I'm not sure what happened to week 10. I know I was feeling great. By week 11 I had so much energy back that I actually voluntarily spent some time off of the couch. I moved the saltines from my bedside table, as they were no longer a prerequisite to getting out of bed without puking. It was awesome!
I don't think I'm supposed to be feeling this good yet. What if something is WRONG? Surely the whole sick-as-a-very-sick-dog thing is supposed to last up until the official end of the first trimester, which is still weeks away?
Week 11 turned me into a crazy paranoid person, wishing for the sickness to come back just for the reassurance.
Week 12 was also terrible in that I still felt entirely too good. Cue late-night crazed googling of "missed miscarriage 12 weeks" and "loss of pregnancy symptoms". It turns out that these are extremely frequently googled phrases. If you ever find yourself in need of googling these words, you will be in the company of pages and pages of other women. Of course when the women continue on to have adorable fat little babies, they don't come back to update you. But the few that were justified in their worrying? They write prolifically about it. Seriously, pregnant women, step away from The Google.
It didn't help that the week 12 pictures shows my stomach at it's flattest, like, ever.
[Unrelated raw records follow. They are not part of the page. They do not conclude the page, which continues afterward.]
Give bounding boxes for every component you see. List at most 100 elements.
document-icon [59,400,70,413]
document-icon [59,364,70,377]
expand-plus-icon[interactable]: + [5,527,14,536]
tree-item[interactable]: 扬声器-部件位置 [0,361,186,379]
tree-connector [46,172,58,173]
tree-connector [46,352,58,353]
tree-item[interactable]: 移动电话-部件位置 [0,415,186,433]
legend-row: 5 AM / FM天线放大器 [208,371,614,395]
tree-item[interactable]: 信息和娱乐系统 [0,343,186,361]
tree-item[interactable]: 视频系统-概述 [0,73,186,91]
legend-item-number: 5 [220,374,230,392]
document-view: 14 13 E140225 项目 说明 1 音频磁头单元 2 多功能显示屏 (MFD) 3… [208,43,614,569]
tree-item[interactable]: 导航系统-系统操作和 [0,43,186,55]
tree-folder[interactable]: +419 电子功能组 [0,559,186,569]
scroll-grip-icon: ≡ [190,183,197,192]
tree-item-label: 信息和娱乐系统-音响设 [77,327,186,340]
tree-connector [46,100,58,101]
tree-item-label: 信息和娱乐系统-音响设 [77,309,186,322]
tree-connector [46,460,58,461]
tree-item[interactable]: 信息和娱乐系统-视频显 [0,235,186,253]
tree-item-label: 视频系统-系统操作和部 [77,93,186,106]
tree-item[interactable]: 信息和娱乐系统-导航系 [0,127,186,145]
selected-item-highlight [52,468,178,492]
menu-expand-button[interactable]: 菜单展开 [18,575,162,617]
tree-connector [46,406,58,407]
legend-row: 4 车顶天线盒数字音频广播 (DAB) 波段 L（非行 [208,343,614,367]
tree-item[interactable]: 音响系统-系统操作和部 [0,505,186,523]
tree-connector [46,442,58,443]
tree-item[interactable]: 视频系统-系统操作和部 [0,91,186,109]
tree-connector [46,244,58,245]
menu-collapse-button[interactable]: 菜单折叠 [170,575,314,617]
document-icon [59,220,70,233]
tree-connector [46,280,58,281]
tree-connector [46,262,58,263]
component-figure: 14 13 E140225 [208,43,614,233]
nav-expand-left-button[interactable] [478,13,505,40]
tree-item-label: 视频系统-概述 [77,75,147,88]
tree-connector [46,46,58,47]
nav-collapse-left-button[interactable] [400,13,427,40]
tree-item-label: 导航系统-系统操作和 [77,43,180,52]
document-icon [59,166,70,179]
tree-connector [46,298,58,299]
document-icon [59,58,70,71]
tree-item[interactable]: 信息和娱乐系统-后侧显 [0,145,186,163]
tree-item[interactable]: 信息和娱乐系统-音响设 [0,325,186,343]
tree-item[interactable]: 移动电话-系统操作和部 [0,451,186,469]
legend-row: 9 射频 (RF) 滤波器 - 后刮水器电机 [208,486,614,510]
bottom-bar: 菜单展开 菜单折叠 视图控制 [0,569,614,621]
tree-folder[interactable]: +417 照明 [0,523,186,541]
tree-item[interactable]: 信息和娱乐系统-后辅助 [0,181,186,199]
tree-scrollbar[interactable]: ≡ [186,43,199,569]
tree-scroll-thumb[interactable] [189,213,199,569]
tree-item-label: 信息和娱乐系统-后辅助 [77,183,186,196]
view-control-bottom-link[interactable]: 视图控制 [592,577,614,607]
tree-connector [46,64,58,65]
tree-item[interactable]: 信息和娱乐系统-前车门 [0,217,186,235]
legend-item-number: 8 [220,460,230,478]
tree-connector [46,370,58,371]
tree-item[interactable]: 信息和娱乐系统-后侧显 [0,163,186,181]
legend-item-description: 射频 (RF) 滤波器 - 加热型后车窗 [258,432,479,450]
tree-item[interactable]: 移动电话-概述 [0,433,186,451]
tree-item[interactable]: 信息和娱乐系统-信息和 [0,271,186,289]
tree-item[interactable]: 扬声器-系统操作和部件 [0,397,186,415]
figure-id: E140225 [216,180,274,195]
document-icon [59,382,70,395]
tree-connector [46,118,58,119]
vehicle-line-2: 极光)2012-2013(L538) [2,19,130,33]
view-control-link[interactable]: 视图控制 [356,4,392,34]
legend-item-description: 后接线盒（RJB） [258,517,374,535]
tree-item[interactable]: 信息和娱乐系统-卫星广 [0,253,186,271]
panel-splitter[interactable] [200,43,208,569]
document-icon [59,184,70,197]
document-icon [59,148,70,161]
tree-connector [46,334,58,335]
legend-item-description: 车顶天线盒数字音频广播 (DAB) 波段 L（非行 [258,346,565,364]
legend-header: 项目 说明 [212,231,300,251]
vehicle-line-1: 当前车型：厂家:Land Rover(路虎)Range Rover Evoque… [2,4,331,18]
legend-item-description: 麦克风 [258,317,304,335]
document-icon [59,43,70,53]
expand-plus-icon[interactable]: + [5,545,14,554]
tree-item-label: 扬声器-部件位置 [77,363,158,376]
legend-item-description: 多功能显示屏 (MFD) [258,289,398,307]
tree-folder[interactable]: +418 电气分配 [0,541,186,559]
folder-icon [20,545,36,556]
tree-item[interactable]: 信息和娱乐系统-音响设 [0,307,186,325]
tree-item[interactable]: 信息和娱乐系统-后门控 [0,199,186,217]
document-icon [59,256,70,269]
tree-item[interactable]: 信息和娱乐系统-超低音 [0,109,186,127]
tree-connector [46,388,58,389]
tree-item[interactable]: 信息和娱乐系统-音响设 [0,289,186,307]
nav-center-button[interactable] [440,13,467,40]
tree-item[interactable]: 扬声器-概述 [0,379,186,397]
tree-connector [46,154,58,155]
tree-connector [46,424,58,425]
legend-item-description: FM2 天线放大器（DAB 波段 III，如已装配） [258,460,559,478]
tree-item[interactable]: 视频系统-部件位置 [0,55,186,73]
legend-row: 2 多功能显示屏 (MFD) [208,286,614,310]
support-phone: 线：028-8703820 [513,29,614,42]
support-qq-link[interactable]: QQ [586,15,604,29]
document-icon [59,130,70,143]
Of course, if I just would have checked out my chins I would have realized that there are, in fact, changes a'comin.
HOORAY for doctor's appointments and their reassuring awesomeness! The hubs again accompanied me to my OB's office for my twelve-week visit. I go to a group practice, and they are rotating me through all of the doctors so that I will know them all before I go into labor. They've all been great so far. Once again the doctor cut right to the good stuff and brought out the doppler so we'd get to hear our baby's heartbeat for the first time.
After all of that worry, late-night googling, and uncertainty, the fast little whoosh-whoosh-whoosh of OUR BABY's heartbeat was indescribably awesome. It actually made me feel a little bit silly too. It was just so reassuring and certain, as if the little peach was in there rolling its eyes at me and saying "look, I'm FINE, MOM" in an annoyed teenager voice. I teared up big time, hubs squeezed my hand and I fell in love with him all over again, and we were one big schmoopy family.
For the record, the heartbeat at that appointment was between 160-165 bpm. This is on the fast end, which, according to google and my mother, means I'm having a girl. According to all of that no-fun scientific research stuff, this means there is officially a 50% chance that I am having a girl.